Main Idea:

The main idea is to use a binary search-like approach to find a peak element in the array. We can observe that if we start from any index mid, there are three possibilities:

  • If nums[mid] is greater than both its neighbors, then mid is a peak.
  • If nums[mid-1] is greater than nums[mid], then there must be a peak on the left side.
  • If nums[mid+1] is greater than nums[mid], then there must be a peak on the right side. By comparing the elements at indices mid-1 and mid+1, we can decide which side of the array to explore, narrowing down the search space. This approach ensures that we move towards a peak element.
from typing import List

def find_peak_element(nums: List[int]) -> int:
    # Binary search-like approach
    left, right = 0, len(nums) - 1
    
    while left < right:
        mid = left + (right - left) // 2
        
        # Check if mid is a peak
        if nums[mid] > nums[mid+1]:
            # Move to the left side
            right = mid
        else:
            # Move to the right side (mid+1 must be greater)
            left = mid + 1
    
    # At the end of the loop, left and right will be equal, and the peak is found
    return left

# Example usage:
result1 = find_peak_element([1, 2, 3, 1])
print(result1)
assert result1 == 2
# Explanation: The peak element is 3, and its index is 2.
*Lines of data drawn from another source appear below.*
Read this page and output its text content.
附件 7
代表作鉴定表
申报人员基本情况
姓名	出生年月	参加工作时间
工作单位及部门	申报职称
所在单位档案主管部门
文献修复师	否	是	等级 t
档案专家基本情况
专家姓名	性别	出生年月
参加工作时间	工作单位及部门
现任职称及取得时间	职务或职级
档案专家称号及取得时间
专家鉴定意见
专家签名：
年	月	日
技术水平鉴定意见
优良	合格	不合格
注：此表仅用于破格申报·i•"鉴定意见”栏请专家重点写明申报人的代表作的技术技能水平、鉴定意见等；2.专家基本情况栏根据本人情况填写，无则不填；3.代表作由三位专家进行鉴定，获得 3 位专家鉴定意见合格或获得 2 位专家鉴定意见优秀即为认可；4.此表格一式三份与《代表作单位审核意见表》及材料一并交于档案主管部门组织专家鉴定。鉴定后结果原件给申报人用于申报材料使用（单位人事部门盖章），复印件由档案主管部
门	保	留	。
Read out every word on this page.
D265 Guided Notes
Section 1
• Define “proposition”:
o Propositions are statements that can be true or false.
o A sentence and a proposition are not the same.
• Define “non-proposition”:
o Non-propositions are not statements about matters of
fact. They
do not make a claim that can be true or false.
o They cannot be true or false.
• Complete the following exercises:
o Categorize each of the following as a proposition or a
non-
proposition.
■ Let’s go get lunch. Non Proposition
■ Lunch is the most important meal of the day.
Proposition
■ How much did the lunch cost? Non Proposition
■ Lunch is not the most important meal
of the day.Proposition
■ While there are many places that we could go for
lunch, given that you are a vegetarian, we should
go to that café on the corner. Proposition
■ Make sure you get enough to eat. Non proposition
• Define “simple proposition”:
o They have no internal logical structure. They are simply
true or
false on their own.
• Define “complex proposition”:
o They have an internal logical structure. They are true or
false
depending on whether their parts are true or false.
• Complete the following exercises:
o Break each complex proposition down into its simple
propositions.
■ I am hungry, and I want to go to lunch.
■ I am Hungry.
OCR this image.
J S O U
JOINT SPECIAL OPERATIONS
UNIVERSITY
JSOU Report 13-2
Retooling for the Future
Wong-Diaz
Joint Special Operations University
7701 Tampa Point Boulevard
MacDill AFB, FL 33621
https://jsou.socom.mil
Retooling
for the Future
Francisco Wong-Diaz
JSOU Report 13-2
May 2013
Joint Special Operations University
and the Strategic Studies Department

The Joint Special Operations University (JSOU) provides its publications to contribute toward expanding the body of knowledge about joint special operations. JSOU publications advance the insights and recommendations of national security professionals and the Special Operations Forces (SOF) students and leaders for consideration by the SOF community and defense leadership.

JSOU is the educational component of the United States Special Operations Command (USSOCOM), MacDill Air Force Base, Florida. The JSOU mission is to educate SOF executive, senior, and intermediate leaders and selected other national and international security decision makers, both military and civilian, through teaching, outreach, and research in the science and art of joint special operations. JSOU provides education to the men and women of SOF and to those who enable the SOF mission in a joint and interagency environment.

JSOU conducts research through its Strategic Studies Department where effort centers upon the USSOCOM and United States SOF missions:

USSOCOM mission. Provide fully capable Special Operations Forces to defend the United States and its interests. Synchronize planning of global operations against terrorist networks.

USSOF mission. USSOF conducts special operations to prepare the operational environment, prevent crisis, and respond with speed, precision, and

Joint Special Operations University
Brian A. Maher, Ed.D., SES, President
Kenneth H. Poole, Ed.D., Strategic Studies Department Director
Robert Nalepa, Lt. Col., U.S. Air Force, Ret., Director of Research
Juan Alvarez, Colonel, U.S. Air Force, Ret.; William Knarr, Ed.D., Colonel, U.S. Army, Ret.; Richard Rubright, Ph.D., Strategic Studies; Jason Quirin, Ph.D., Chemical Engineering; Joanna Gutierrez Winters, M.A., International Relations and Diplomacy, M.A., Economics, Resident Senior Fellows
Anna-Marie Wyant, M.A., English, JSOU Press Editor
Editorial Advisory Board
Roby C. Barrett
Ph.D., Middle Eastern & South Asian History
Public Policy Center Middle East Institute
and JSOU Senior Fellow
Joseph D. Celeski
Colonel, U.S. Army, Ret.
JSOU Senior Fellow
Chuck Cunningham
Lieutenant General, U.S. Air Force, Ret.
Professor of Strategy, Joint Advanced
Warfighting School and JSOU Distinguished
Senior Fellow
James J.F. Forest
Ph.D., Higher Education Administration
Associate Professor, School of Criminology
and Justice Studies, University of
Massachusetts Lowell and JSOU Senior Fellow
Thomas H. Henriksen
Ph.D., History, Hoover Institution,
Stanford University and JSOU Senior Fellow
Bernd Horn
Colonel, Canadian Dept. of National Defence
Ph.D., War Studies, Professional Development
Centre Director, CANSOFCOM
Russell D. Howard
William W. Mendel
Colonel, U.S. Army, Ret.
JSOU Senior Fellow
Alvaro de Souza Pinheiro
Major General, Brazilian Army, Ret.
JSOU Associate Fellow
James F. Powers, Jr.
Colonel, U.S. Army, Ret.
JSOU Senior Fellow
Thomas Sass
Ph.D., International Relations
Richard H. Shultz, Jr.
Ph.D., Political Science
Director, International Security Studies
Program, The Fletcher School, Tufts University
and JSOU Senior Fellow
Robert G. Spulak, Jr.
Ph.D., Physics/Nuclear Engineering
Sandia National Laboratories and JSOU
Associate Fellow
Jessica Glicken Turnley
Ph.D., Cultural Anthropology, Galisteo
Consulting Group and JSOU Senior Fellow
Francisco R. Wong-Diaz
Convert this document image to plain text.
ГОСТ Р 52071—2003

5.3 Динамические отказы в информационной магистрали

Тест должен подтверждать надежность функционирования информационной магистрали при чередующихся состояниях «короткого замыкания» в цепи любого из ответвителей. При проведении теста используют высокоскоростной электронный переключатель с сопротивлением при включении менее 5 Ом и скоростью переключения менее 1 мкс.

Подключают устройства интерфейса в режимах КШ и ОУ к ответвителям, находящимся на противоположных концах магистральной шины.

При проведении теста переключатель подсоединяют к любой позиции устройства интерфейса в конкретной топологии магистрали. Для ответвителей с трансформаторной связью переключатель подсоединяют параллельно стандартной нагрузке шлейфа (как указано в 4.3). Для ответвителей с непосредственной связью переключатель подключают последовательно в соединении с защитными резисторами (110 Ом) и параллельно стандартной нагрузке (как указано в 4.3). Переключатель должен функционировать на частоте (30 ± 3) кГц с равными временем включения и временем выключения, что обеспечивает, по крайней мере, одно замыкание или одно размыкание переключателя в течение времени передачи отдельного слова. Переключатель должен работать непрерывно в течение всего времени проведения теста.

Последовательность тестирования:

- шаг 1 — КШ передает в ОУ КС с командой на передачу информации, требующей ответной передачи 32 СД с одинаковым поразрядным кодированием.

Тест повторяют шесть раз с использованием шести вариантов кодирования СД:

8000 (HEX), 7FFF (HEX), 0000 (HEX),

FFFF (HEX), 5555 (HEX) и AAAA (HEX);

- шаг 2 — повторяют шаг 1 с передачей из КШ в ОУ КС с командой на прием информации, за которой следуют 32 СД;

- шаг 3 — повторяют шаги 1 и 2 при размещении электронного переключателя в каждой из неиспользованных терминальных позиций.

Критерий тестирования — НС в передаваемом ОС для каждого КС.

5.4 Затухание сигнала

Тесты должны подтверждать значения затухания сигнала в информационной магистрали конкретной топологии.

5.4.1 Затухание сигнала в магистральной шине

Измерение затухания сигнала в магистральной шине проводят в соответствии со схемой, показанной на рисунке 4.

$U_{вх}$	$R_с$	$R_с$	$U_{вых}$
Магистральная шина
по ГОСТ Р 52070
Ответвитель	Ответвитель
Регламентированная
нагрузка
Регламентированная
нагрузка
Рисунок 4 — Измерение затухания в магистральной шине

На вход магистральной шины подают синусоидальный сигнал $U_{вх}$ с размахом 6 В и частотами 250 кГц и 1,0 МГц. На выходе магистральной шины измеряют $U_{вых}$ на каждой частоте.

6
result2 = find_peak_element([1, 2, 1, 3, 5, 6, 4])
print(result2)
assert result2 in [1, 5]
# Explanation: The peak elements are 2 and 6, and their indices are 1 and 5, respectively.

Time Complexity:

The time complexity of the binary search-like approach is O(log N), where N is the length of the input array nums. In each step, the search space is reduced by half.

Space Complexity:

The space complexity is O(1) since we are using a constant amount of additional space, regardless of the input size. The algorithm does not use any extra data structures that scale with the input.